La chanson de la semaine

lundi 28 février 2011

Family of the year


Le silence dans lequel résonnent encore les mots de mon dernier article, comme de l'eau tombant goutte à goutte dans une caverne, a deux raisons: premièrement, depuis que j'ai un travail je ne trouve plus le temps d'actualiser ce blog; deuxièmement, le début de l'année est remarquable de vacuité, d'inconsistance et de modes douteuses (James Blake...) qui donneront bientôt raison aux anti-hipsters . A part les Smith Westerns, peut-être Anna Calvi, dont le disque exprime la personnalité de façon très singulière, je n'ai rien entendu qui soit digne d'attention dans la sphère de la musique alternative. Est-ce que, par hasard, l'indie-rock serait en train de me blaser? La preuve que non, je l'ai eue à mon corps défendant: découvert l'an passé et repoussé sans dégoût après une écoute hâtive, Family of the year a fini par entrer dans mes bonnes grâces.

Je dois à la citation de Steven Tyler (chanteur d'Aerosmith) imprimée sur les sticks ("comme the Mamas and the Papas sous acide") ma découverte de ce groupe sympathique.

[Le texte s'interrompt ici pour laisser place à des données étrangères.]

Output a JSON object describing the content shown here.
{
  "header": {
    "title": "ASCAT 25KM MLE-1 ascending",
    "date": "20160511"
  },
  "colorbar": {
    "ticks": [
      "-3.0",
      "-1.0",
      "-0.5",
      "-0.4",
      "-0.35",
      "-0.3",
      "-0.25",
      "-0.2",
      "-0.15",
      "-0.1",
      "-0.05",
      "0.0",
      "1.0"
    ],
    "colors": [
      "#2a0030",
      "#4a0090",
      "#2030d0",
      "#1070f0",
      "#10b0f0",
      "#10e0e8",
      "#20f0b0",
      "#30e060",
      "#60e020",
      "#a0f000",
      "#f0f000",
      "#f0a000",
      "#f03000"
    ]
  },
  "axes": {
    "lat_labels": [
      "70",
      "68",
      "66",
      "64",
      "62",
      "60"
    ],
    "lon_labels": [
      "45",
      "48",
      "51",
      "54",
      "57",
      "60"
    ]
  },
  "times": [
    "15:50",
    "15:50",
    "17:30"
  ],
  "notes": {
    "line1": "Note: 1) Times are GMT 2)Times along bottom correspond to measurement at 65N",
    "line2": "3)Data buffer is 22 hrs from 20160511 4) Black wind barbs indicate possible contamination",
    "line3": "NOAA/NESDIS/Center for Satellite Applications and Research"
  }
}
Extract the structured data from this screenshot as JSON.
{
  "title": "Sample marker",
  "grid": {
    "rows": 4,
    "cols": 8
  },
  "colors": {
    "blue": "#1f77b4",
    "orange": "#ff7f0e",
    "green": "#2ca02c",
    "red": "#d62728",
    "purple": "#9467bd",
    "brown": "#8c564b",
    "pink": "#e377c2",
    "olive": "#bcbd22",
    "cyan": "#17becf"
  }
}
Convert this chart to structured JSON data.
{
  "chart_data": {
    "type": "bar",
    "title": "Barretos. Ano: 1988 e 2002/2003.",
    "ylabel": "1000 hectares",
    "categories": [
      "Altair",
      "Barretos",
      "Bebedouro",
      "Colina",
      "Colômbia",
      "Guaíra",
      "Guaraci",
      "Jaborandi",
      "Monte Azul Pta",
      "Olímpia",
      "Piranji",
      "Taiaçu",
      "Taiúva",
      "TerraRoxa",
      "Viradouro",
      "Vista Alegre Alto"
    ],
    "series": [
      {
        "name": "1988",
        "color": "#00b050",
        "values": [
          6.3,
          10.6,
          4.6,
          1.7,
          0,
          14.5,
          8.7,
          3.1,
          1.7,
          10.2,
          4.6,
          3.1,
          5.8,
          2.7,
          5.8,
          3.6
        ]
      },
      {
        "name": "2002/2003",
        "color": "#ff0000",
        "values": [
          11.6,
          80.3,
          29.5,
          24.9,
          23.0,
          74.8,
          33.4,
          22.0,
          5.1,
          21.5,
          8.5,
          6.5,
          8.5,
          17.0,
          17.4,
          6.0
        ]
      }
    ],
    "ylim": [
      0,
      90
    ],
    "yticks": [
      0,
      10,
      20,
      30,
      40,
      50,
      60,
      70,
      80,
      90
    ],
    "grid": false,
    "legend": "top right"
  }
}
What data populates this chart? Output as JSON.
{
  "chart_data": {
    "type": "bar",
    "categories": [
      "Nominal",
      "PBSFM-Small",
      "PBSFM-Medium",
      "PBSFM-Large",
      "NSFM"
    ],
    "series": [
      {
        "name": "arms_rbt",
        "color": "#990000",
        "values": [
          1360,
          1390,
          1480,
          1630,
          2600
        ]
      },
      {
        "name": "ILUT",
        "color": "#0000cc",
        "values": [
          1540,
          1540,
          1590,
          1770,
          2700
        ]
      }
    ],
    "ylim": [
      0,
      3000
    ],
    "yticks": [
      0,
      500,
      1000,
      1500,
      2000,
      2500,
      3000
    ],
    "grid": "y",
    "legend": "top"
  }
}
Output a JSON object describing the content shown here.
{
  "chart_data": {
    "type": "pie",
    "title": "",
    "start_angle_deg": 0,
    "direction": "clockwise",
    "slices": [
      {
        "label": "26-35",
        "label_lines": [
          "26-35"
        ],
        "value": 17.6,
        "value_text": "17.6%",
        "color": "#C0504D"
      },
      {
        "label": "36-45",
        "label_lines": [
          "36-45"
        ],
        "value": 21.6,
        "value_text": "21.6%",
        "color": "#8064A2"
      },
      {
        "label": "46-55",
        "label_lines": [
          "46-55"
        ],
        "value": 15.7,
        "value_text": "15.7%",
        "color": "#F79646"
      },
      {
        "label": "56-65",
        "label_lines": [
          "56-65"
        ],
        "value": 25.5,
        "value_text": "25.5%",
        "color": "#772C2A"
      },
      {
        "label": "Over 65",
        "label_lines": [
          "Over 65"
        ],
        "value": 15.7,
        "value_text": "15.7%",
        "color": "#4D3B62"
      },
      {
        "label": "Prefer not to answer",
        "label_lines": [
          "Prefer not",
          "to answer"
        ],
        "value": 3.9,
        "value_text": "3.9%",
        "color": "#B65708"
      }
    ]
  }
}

La deuxième partie de la comparaison est fausse, mais c'est la première qui comptait le plus à mes yeux.
La première fois, néanmoins, je fus déçu. Qu'est-ce qui différenciait Family of the year d'un quelconque groupe consensuel et fade des Etats-Unis? "Fleet Foxes fait la même chose" pensai-je, "le folk sans virilité ni drame n'est pas du folk". Le groupe me semblait si insignifiant qu'il n'était même plus nécessaire d'intellectualiser. Il suffisait de détourner le regard de cette chose inoffensive, dont les multiples semblables occupent les rayonnages réservés à la pop indépendante depuis 2005 et la parution d'Illinoise de Sujan Stevens. L'affaire aurait pu rester sans suites. Mais un tel vide a marqué ce début d'année que j'ai cherché, dans les creux de 2010, un album qui puisse apaiser ma soif de nouveautés. Je suis revenu à "Our Songbook", conscient de n'en avoir écouté qu'une infime partie un peu trop vite. Je voulais une musique légère, primesautière et douce, or d'après mon souvenir, c'est exactement ce que proposait Family of the year.
Et, en effet, leur disque est bien ainsi: une tapisserie sonore agréable et incolore quand on l'écoute en musique de fond (ce qui justifie mon premier sentiment) mais aussi une joyeuse sarabande qui révèle, pour chaque morceau, un petit détail accrocheur et vif qui agrippe l'oreille et fait relever la tête de l'auditeur distrait. "Ah! ce n'est pas si mal..." On découvre alors l'ambivalence d'un groupe qui, pour s'être inspiré du folk californien (Joni Mitchell, Tom Petty...), flirte avec l'ennui et la platitude, tout en laissant entendre sa verve juvénile, cet indomptable talent qui passe à travers tous les filets de la souricière. Le talent brut est une source intarissable qui irrigue même les terres peu fertiles, une force involontaire qui éveille des sens engourdis par la tiédeur ambiante: rien ne peut l'endiguer tout à fait, il se fraye un chemin partout et court inlassablement vers son expansion... Pour cette raison, il est fréquent que les premiers disques d'un groupe soient les meilleurs, parce qu'ils recueillent leurs premières idées, ce premier jet précieux qui deviendra ensuite une recette.
Let's go down, Supidland ou Feel Good Track of Rosemead en sont les illustrations: des centaines de morceaux, à commencer par ceux d'Edward Sharpe et de sa petite compagnie, de Fleet Foxes, de the Leisure Society, ressemblent comme des frères à ces chansons - car c'est la mode de notre temps - mais un je-ne-sais-quoi qui fleure bon la spontanéité, la créativité sans brides, les rehausse d'un ton, leur donne une saveur plus relevée que prévu. Ce je-ne-sais-quoi, c'est le talent brut.
Bien sûr, cette légèreté n'est pas de toutes les heures. Le printemps approchant y est propice et l'album n'est qu'un passe-temps sans prolongements artistiques. Et son champ d'action est limité: il n'agit que dans un contexte agréable, celui d'une liberté et d'une insouciance égales à celles qu'exprime le groupe. Je vous souhaite que ce soit votre cas.